Playing detective – How counting records helped to identify the culprit
This is the time of year which lends itself to a bit of story telling – so here is a little detective story!
The crime scene
A while ago we noticed an issue in AIF where entries couldn’t be processed properly and the error was of such a nature that it wasn’t even logged. The affected records were just not processed. After some digging, a colleague was able to determine that this was due to a date-field which was actually empty (instead of initial). When the data was supposed to be put into XML-format for further processing this didn’t work due to the unexpected content and format of the date-field.
So, we knew why the processing stopped cold.
What we didn’t know was what actually caused the date-field to be badly formatted in some cases.
Trying to find the actual culprit
There was no easy means to trace back what the common denominator of the affected entries was (or if there even was one!), we only knew that it was somehow related to sales-orders and that the date-field in question was a custom field residing in the append structure of VBAK. Some entries were known to have the issue while many others didn’t. And many which did have spaces in the date-field were not relevant for the AIF-processing so were basically “flying under the radar”.

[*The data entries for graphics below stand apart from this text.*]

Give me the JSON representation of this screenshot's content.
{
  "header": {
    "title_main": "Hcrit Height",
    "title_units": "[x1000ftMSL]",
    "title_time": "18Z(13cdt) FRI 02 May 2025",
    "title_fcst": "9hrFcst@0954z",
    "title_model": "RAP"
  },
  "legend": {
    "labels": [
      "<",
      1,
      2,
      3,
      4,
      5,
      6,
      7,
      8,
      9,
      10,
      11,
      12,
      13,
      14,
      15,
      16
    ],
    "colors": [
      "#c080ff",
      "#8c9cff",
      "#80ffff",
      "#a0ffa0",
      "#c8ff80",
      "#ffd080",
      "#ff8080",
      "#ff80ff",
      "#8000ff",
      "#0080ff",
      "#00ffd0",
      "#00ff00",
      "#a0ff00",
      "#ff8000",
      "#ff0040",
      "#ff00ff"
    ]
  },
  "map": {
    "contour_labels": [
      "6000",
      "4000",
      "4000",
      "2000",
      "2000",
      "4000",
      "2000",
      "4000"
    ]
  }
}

I then remembered that we had a little program which might – if we were lucky! – help to at least narrow down where the affected entries were coming from. The program doesn’t do much, it just counts how many entries exist in a table for a combination of two fields. If the table contains a field named “ERDAT”, the selection can also be restricted by a date-range (yes, this could be improved to allow other fieldnames!). So, it’s ideally suited to look for the “odd man out”, namely combinations where the counts are “through the roof” or look suspicious for other reasons for a combination of two table-fields. Here is how the selection might look like:
You just get back a simple ALV-display (this is from DEV, so not a meaninful sample):
But, doing this in the affected production system(s) and for different fields in combination with the field of interest helped us to narrow down the particular incoming process and interface relying on some BAPI-processing where – as it turned out upon further digging – the way the BAPI-extension structure was filled was the underlying root-cause of the issue.
Not more than circumstantial evidence (but still helpful!)
And to state the obvious: correlation doesn’t mean causation – so, this trick cannot do more than point in the hopefully right direction by at least identifying the most likely haystack in which to look for the proverbial needle. The neat thing is, that the program can be let lose even on very large tables like CDHDR and CDPOS if – and it’s a big IF! – you are on a HANA-DB. Before we had moved to HANA-DB, the likelihood of getting a TIME_OUT for large tables was very high. With HANA, the program churns out the numbers in (almost) no time.
Some technical details
- Fields for the COUNT-statement must be character-based (CHAR, NUMC, DATS or CUKY)
- Our program just takes two fields into consideration
- Datatype is checked against table DD03L
Code to build the dynamic SELECT-statement based on the selection-screen input:
APPEND: p_feld1 TO t_felder, p_feld2 TO t_felder. MOVE t_felder TO t_group. APPEND 'count(*)' TO t_felder. IF NOT p_erd IS INITIAL. MOVE 'erdat in s_erd' TO cond. ELSE. CLEAR cond. ENDIF.
Code for the COUNT-statement and to fill the output-table:
SELECT (t_felder) FROM (p_tab) INTO (<fs_feld1>, <fs_feld2>, anzahl) WHERE (cond) GROUP BY (t_group). gs_out-field1 = <fs_feld1>. gs_out-field2 = <fs_feld2>. write anzahl TO gs_out-count LEFT-JUSTIFIED. ADD anzahl TO gv_cnt_out. APPEND gs_out TO gt_out. CLEAR gs_out. ENDSELECT.
Do you have any comparable little tool-programs which can help in cases like this?